El Imposible preserves the most diverse flora and fauna of El Salvador. It houses tree species that are new both to science and wildlife, specifically birds and butterflies. It is the last refuge in the country for endangered species.
Trees and Plants
Exuberant trees with outstanding heights form the forest scenario and are easily found by tourists:
El volador (Terminalia oblonga)
Jiote (Bursera simaruba)
El mulo (Licania retifolia)
Conacaste (Enterolobium cyclocarpum)
Ceiba (Ceiba pentandra)
Mahogany (Swietenia macrophylla)
El belloto (Quercus skinneri)
At El Imposible, 984 species of vascular plants and over two species of lichens that enrich El Salvador’s natural heritage.
Árbol siete camisas (Guapira witsbergeri)
Guaquito de tierra (Aristolochia salvadorensis)
Hierba Ageratum salvanaturae, named after SalvaNATURA
Other species that can be used as medicine, materials and food (ethnobotanical) are found in the Park:
Ojushte (Brosimun alicastrum): corn substitute
Copinol (Hymenaea courbaril): used for handicrafts
Helecho calahuala Polypodium sp.: medicinal
Rivers at El Imposible National Park are sources of water for life and economic activities in nearby communities (agriculture, fisheries, livestock and tourism). Their sweet water feeds Barra de Santiago, forming the Barra de Santiago Watershed.
The forest acts as an absorbent sponge that maintains the optimum flow, even during the dry season, which is why it is said that El Imposible provides environmental services to create life outside of its own boundaries. These rivers are:
San Francisco Menéndez, El Corozo, Jencho, Mixtepe, Maishtapula, Izcanal, Ahuachapío and Guayapa, which meets El Naranjo River, 1 km outside of the park.
The San Francisco Menéndez River does not originate within El Imposible, but most of their wealth is in it.
The soil of these rivers experiences a lot of tectonic movement, allowing the visitors to see fractured rocks, walls, paths with abrupt changes in direction and slope, waterfalls, streams and pools of clear water, all ideal for adventure tourism.

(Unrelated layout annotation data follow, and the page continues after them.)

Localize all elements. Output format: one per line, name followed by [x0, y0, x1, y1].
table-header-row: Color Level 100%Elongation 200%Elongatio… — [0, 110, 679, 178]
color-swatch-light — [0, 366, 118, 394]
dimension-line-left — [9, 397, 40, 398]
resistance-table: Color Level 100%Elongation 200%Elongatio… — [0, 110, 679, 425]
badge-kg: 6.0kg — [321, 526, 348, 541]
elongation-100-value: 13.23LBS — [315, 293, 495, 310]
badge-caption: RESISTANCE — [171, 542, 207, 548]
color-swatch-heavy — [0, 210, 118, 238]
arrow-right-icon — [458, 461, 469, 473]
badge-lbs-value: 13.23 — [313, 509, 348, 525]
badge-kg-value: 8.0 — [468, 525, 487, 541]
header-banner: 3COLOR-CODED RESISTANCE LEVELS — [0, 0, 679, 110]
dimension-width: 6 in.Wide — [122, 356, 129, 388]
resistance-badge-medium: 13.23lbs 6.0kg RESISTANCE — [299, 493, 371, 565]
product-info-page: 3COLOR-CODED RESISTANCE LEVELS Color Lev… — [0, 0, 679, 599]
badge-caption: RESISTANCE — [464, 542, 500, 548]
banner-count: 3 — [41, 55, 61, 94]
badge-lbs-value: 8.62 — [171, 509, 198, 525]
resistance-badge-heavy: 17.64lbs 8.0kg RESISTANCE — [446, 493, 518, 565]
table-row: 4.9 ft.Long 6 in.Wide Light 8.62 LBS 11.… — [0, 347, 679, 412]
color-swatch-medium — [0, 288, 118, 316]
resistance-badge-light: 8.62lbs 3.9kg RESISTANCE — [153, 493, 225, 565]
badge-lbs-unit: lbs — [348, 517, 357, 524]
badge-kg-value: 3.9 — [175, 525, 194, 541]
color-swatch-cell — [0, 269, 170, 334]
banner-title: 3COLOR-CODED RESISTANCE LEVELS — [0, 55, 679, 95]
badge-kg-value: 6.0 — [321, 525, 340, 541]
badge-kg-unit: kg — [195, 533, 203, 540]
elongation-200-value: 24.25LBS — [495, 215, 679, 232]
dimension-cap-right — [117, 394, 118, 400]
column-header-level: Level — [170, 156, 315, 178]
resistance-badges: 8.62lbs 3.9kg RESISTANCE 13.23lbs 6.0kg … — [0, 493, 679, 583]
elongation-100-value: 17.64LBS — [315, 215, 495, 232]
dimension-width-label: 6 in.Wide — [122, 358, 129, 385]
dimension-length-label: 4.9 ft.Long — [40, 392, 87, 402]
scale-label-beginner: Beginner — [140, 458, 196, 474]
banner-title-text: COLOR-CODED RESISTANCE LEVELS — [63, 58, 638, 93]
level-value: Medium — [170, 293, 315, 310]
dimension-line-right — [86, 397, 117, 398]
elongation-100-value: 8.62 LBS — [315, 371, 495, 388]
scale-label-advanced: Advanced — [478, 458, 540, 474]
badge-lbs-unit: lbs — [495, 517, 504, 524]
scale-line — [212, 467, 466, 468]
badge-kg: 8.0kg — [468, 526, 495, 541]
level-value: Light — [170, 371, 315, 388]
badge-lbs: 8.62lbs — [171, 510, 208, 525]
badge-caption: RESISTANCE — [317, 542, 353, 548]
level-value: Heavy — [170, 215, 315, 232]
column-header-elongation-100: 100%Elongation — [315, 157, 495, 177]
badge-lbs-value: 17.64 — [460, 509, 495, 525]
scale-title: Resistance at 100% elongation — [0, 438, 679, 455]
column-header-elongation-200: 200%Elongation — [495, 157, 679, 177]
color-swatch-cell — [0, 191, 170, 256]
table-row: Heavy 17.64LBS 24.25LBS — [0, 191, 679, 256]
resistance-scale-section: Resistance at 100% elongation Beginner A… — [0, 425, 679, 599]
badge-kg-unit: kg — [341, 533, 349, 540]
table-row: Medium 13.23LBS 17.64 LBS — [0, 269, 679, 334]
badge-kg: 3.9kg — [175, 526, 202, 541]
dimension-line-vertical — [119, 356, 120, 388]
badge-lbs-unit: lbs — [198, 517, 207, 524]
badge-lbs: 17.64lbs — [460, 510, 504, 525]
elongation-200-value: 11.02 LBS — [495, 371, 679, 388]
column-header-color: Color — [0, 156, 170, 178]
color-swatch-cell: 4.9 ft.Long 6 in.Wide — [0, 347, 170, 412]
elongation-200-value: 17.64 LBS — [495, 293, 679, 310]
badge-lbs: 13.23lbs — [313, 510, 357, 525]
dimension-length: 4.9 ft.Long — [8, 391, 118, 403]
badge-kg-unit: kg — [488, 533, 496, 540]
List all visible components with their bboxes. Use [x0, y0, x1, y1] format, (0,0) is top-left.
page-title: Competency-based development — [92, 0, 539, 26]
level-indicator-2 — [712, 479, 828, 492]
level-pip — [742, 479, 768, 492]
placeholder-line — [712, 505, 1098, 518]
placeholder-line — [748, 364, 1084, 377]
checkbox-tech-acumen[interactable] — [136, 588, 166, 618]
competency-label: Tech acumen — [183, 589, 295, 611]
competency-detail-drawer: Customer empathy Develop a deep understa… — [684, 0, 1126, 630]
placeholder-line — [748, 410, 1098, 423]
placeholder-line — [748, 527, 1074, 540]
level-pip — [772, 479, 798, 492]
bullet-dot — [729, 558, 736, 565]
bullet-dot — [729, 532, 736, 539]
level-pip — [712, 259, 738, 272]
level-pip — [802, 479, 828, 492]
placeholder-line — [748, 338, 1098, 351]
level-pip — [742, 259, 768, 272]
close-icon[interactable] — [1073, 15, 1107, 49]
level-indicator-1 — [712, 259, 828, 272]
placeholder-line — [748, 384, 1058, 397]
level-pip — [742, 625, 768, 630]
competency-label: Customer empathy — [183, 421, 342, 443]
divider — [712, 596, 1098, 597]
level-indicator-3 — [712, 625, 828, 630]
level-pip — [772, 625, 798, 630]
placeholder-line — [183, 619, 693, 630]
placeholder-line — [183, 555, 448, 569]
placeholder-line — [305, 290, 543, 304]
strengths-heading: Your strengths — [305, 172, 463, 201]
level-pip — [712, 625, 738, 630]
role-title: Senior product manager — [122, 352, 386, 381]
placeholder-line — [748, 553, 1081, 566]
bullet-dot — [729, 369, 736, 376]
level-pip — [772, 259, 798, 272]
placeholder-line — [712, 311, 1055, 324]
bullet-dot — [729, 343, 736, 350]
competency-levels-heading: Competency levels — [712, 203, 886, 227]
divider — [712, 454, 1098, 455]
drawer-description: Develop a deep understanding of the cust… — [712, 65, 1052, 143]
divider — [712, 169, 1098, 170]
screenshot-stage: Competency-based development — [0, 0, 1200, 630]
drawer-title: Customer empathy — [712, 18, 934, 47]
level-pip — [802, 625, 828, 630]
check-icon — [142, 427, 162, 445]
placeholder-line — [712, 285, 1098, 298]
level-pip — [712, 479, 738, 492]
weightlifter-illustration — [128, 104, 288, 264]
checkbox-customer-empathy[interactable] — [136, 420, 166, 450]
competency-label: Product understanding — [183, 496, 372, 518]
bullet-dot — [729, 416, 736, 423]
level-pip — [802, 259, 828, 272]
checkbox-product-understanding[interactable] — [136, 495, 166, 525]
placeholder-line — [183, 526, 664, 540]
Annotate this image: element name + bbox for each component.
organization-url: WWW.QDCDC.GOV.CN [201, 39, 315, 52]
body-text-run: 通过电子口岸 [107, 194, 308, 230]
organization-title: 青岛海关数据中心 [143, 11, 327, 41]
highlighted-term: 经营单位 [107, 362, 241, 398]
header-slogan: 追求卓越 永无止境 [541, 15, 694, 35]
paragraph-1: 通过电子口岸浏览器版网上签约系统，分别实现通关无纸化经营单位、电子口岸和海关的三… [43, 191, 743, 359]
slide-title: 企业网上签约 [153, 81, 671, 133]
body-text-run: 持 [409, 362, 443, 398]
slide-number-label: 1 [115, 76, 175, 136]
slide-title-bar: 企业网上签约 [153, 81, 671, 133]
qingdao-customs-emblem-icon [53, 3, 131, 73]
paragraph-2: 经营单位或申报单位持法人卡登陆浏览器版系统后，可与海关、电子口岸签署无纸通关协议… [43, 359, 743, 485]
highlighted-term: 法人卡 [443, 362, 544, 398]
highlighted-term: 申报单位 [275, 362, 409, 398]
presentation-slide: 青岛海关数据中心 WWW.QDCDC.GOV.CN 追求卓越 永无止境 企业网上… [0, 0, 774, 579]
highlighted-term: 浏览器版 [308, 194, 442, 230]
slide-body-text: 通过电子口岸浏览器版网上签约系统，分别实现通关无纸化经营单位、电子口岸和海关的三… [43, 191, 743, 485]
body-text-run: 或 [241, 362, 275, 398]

Fish, Amphibians and Reptiles
13 fish species, 4 toad and 7 frogs species, 19 lizard species, 24 snakes and 1 turtle.
Tepemechín (Agonostomus monticula) this species lives in the deposits of the Guayapa River, their presence indicates oxygenation in the water.
Black-eyed tree frog (Agalychnis moreletii): is the only Salvadoran species considered endangered worldwide.
Taylor’s worm salamander (Oedipina taylori): is a salamander reported among the Park’s amphibians
Timbo snake (Atropoides nummifer)
Central American rattlesnake (Crotalus simus)
Coral snake (Micrurus nigrocinctus)
Coral moustrap snake (Lampropeltis triangulum)
Green iguana (Iguana iguana)
Turtle padlock (Kinosternon scorpioides)
Studied through the Bird Monitoring Project by SalvaNATURA’s Science Program. The Park has trails for birding enthusiasts and experts. It has 286 registered species, among them are 65 migratory species and 61 irregular visitors, and some are restricted to El Imposible:
Cobolito Turkey (Penelope purpurascens)
White Hawk (Leucopternis albicollis)
Wood Stork (Mycteria americana)
Osprey (Pandion haliaetus)
King zope (Sarcoramphus papa)
Talapo (Momotus momota)
Torogoz (Eumomota superciliosa)
The Pajuil (crax rubra)
Pezotes (Nasua Larica)
Cuches de monte (Tayassu tajacu)
White-tailed deer(Odocoileus virginianus)
Cotuzas (Dasyprocta punctata)
Tepezcuintles (Agouti paca)
Anteater (Tamandua mexicana)
Ocelot (Leopardos wiedii and L. pardalis)
Collared peccary (Tayasu tajacu)
Otter (Lutra longicaudis)
Porcupine (Coendou mexicanus)
To observe it is required that tourists walk silently along the trails, with great patience and a lot of curiosity, since animals perceive the noise, the smell and the presence of humans.
Small groups of tourists that follow the guides’ instructions have more opportunities to really see the biological richness of El Imposible.